Abstract The master-curve (MC) enables fracture toughness to be measured in the ductile-to-brittle temperature (DBT) regime of ferritic steels using small specimens. However, MC application to structural components remains unclear in some areas. Vital issues of regulatory concern are the differences in the reference temperature T0 obtained from specimens of different sizes and shapes, the extension of the MC into the upper transition range, and the acceptability, or not, of a given level of failure probability to be used in the analysis of safety-relevant components [e.g., nuclear power reactor pressure vessel (RPV)]. Based on general theoretical considerations, the existence of a deterministic temperature-dependent lower bound of KIc or KJc is postulated. It can serve to provide conservative fracture toughness values as required in a screening analysis, which is usually the first step of a fracture mechanics analysis of a structural component.
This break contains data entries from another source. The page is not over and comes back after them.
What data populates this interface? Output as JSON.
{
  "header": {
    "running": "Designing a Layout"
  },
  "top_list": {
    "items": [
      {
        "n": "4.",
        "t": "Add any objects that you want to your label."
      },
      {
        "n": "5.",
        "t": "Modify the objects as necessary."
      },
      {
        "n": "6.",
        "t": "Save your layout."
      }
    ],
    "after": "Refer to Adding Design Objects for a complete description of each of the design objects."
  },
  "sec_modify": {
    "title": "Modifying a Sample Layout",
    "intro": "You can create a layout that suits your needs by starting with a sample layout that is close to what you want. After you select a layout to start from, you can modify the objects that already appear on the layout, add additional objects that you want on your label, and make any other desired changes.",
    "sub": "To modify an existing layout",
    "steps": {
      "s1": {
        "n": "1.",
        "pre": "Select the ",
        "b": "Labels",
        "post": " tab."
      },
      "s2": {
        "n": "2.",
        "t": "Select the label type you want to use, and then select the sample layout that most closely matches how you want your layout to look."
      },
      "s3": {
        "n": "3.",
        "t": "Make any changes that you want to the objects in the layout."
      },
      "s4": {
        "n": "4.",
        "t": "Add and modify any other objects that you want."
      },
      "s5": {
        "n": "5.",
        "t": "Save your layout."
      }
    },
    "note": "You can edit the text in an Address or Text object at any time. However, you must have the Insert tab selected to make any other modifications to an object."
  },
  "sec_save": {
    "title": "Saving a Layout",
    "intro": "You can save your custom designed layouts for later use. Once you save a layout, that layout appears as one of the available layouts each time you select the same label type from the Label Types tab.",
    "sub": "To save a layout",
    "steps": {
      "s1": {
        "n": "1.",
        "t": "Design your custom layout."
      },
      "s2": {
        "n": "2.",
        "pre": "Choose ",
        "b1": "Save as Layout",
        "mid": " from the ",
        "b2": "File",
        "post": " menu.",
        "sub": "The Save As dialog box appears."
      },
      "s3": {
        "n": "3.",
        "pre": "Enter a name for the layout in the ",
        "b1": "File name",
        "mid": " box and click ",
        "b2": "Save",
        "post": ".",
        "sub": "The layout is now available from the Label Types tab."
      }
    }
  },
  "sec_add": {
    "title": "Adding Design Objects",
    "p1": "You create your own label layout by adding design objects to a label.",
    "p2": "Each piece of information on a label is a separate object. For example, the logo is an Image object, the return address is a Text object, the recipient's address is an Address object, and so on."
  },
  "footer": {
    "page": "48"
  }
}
A simple method to determine this lower bound from the reference temperature T0 is presented. Furthermore, since testing of small specimens, like in precracked Charpy (PCC) tests, often leads to E1921-invalid data, an alternative procedure to estimate the MC is suggested that can use the invalid data. The practicability of the method is shown by a few examples. Based on the same method, a lower-bound of dynamic fracture toughness can be estimated from Charpy data sets. Combined with an empirical temperature shift, the lower bound of static fracture toughness can be estimated as well.